2. Johnson's argument that his limitation period began to run on May 12, 1997, the date "he finished exhausting state remedies" is without merit. His conviction became final on January 4, 1995, following the expiration of his time for filing for certiorari review upon exhaustion of state remedies available on direct appeal. See Earnest v. Dorsey, 87 F.3d 1123, 1132 (10th Cir. 1996) (citation omitted). See also Sup. Ct. R. 13 (stating that party seeking certiorari review must file his petition within ninety days from the date of entry of judgment or order sought to be reviewed).
3. In deciding that Jackson spent 128 days properly pursing post-conviction relief in Oklahoma state courts, we count the time between June 18, 1996, when he filed his petition for post-conviction relief, and July 29, 1996, when the state trial court denied the petition. Because we are required to subtract time only for the period a petitioner's "properly filed" post-conviction relief application is being pursued, see 28 U.S.C. § 2244(d)(2), we do not count the 111 days between the time Jackson filed his post-conviction appeal on September 3, 1996, and December 23, 1996, when the Oklahoma Court of Criminal Appeals dismissed the appeal as untimely. See Okla. Stat. tit. 22, § 1087 (stating that an applicant has 30 days from the entry of judgment to file a petition in error with the state appellate court). But because Oklahoma law provides that an applicant can seek leave to file an appeal out of time, see Smith v. State, 611 P.2d 276 (Okla. Crim. App. 1980), we count the time between February 14, 1997, when Jackson filed an application in the state trial court for a post-conviction appeal out of time, and May 12, 1997, when the state appellate court affirmed the denial of his request. We note, however, that even were we to toll the 111 days, Jackson would have filed his petition some 389 days after AEDPA's effective date, still outside the one year statute of limitation period.

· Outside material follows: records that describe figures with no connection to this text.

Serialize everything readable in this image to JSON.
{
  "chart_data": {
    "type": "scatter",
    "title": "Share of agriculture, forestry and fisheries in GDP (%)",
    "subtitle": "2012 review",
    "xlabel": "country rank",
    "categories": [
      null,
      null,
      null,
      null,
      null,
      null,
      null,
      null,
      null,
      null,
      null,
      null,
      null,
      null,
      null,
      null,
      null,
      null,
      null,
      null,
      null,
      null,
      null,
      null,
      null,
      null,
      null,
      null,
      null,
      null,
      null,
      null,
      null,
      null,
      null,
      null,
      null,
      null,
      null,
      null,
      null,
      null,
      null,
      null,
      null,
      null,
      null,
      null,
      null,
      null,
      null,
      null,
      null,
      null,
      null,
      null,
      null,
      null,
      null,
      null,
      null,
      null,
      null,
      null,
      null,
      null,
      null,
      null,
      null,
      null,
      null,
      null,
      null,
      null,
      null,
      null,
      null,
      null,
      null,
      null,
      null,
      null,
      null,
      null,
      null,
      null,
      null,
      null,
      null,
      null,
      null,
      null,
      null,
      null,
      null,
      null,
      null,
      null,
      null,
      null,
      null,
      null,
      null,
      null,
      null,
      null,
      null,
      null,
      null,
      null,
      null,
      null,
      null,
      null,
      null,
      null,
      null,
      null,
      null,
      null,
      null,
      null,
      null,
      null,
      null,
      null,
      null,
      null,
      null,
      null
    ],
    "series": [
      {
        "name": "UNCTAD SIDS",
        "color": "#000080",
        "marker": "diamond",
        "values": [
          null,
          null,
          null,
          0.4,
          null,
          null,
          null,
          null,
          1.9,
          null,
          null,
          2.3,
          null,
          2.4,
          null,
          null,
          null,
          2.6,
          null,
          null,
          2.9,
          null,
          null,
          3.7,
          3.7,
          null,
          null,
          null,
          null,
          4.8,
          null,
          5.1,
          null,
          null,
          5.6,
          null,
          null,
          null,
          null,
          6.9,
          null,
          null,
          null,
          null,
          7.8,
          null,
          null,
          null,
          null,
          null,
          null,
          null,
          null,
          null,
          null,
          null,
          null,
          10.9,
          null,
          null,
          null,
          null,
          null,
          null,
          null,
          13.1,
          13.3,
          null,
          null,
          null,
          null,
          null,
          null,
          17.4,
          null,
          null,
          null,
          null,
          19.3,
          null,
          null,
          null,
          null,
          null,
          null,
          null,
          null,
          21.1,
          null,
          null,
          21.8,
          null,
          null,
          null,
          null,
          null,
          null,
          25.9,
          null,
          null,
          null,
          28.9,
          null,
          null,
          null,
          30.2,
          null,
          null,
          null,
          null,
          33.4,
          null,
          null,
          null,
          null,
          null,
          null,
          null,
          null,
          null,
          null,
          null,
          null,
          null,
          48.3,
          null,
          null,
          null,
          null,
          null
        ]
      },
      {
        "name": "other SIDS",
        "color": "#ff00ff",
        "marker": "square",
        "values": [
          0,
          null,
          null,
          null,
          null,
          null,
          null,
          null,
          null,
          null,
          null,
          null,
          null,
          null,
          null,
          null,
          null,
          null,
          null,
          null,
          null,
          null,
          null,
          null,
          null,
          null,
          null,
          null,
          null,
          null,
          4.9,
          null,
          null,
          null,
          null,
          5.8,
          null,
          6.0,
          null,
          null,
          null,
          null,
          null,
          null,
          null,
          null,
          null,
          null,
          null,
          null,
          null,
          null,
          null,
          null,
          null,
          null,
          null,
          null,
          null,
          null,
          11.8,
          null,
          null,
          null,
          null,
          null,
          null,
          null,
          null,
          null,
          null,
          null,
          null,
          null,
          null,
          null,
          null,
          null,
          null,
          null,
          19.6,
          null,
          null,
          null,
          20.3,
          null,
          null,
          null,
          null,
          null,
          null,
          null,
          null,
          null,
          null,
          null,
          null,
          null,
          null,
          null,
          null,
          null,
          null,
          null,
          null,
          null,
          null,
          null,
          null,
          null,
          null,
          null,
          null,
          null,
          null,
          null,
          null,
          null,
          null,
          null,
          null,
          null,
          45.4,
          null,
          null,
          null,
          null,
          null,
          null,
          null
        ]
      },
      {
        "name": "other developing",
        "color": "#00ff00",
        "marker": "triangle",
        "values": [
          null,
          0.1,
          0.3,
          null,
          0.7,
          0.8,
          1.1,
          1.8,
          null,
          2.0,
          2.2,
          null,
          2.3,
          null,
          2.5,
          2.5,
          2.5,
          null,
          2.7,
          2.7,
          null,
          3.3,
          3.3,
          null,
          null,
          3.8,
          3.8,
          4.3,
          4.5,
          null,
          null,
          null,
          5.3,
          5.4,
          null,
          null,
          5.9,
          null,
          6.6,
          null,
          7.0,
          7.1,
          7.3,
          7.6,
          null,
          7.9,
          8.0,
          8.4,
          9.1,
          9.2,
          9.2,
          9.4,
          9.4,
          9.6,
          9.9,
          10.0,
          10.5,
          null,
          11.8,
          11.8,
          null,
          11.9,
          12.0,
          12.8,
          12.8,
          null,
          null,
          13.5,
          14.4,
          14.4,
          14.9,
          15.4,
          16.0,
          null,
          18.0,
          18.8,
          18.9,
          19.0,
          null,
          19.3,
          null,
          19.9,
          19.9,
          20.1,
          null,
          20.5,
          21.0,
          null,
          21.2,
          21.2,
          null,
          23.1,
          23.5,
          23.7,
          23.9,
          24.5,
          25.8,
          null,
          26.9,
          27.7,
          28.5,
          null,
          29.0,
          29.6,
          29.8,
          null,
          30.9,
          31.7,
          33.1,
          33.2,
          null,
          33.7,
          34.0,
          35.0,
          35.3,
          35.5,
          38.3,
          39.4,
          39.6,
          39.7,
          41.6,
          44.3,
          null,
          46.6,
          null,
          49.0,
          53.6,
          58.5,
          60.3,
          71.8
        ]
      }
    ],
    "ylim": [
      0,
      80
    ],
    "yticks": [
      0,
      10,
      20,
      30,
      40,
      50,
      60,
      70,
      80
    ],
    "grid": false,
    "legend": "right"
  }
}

Jackson also faults the district court for concluding that January 12, 1998, the date it received his petition, was the date on which he sought habeas relief. He argues that we should apply the mailbox rule and use January 8, 1998, the date he placed his petition in the prison mail room, as the filing date. Even with this date, however, his petition does not fall within the limitation period.